Published May 14, 2009, 07:58 AM

Thune: EPA rules may ‘kill’ ethanol in America

Members of South Dakota’s congressional delegation on Wednesday lashed out at what they perceive as “questionable” and “ridiculous” land-use models that they feel could devastate the American biofuels industry.

By: Korrie Wenzel, The Daily Republic

Members of South Dakota’s congressional delegation on Wednesday lashed out at what they perceive as “questionable” and “ridiculous” land-use models that they feel could devastate the American biofuels industry.

Rep. Stephanie Herseth Sandlin, in a statement sent to the media, and Sen. John Thune, during a conference call, both derided an Environmental Protection Agency proposal to determine the carbon footprint left by the biofuels industry, and especially in relation to ethanol production. The delegates say the EPA’s proposed standards are based on unscientific, “indirect” uses and would create a much larger carbon footprint than the industry truly has.

If the standards are implemented, they both predict doom for the biofuels industry.

“These new EPA rules … would effectively kill renewable fuels in South Dakota and across the country because of environmental extremism within the EPA,” said Thune, a Republican who grew up in Murdo. “By destroying our biofuels industry, the EPA is undoing a great domestic energy achievement by ensuring our energy dependence on hostile regimes.”

As part of implementing the national Renewable Fuels Standard — which requires the use of 36 billion gallons of renewable fuels by 2022 — the EPA has issued a proposed rule that ethanol plants produce 20 percent less carbon than the gasoline industry. The problem, Thune and Herseth Sandlin said Wednesday, is that the EPA now wants to factor in not only the direct greenhouse gases that result from actual ethanol production, but also the impact of indirect land uses around the world that the EPA has linked to ethanol.

“That could include any changes for any reason that may not have anything to do with ethanol production,” Thune said. “For example, some ethanol detractors incorrectly feel that producing corn for ethanol results in less grain available to feed people and less grain for exports. They believe, then, that if another country tills additional land to raise corn for food, this is an indirect land use (related to ethanol) … and therefore should be calculated into the ethanol industry’s carbon footprint.”

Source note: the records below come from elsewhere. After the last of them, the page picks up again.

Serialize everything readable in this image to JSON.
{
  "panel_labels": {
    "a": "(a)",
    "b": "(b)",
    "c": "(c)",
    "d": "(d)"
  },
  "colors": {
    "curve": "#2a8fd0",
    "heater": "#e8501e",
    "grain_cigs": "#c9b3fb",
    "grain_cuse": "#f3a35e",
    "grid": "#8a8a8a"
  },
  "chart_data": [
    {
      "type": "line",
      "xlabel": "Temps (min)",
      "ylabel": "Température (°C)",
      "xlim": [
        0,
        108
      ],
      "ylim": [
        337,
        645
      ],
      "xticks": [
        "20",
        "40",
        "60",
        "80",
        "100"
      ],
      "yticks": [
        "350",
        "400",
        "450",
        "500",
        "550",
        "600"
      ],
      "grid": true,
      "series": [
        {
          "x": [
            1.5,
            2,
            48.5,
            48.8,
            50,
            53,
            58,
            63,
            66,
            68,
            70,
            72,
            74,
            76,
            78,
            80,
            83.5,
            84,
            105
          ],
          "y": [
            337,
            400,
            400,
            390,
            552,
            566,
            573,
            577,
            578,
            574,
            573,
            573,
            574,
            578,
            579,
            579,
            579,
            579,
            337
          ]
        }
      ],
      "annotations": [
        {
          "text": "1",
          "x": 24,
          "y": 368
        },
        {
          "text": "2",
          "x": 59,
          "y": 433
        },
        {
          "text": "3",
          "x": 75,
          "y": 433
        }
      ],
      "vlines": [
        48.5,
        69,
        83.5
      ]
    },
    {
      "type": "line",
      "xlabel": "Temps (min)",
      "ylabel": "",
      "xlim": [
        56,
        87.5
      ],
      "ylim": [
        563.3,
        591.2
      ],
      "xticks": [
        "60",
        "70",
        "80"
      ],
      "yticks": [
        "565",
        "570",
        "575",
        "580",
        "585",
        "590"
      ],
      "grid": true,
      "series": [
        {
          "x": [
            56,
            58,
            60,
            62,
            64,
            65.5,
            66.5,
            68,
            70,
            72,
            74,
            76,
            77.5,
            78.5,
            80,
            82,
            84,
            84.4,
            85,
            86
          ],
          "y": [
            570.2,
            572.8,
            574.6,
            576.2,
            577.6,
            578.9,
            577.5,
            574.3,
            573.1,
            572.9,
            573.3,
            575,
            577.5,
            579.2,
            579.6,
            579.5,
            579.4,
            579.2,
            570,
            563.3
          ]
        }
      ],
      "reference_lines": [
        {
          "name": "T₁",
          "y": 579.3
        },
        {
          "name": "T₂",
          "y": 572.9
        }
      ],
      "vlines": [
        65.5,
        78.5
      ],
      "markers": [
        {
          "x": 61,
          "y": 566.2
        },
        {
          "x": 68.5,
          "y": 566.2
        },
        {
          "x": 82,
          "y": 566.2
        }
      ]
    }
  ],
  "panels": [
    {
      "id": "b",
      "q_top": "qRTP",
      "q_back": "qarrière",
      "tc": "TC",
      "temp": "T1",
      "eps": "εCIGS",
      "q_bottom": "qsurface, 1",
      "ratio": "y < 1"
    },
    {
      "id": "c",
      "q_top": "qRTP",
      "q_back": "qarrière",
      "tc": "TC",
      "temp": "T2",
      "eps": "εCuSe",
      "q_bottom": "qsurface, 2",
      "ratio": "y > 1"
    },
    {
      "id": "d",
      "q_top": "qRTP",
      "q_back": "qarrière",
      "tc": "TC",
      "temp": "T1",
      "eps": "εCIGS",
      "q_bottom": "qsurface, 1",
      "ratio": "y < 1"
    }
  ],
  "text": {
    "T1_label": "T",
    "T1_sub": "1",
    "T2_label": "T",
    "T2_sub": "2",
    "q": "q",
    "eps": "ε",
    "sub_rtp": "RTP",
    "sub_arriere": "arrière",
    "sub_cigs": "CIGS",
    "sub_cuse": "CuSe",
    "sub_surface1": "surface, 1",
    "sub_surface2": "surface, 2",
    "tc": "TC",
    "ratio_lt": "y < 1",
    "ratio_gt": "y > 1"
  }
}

By using such vast indirect land use calculations, Thune said the EPA has concluded that the carbon footprint of the corn ethanol industry is actually 5 percent higher than that of gasoline — not 20 percent lower, as required by the energy bill’s RFS.

Herseth Sandlin, a Democrat from Houghton, calls it a “controversial proposed rule” based on a “questionable model.”

“Simply put,” she said, “EPA’s proposal threatens the progress our nation has made over many years in advancing clean-burning, homegrown biofuels. The future of biofuels, and the many jobs the industry has created, is at stake.”

Thune called the EPA’s proposed standards “ridiculous measurements” based less on science and more on “science fiction.”

South Dakota’s ethanol industry has exploded in recent years. According to statistics from the South Dakota Corn Utilization Council’s Web site, more than 14,000 South Dakotans have invested in some form of ethanol production, and the state’s production is peaking toward 1 billion gallons per year.

Twelve production plants have opened throughout South Dakota, including one in the small town of Loomis, just outside of Mitchell. The Corn Utilization Council notes that the plants have produced approximately $400 million in capital investment for South Dakota.

Sen. Tim Johnson, D-S.D., said Wednesday that the first step should be to “get the science right.”

“There is widespread agreement on the need to measure the emissions of all types of fuels. That is the whole point of ethanol being marketed as a low-emission fuel,” Johnson said in a conference call Wednesday. “What I support is forming a panel of experts to review EPA’s initial assessments and make modifications to how the agency is calculating the emissions from international agriculture practices.”

In addition, the EPA recommends biodiesel plants must be 50 percent cleaner than the gasoline industry, which Thune says is unrealistic.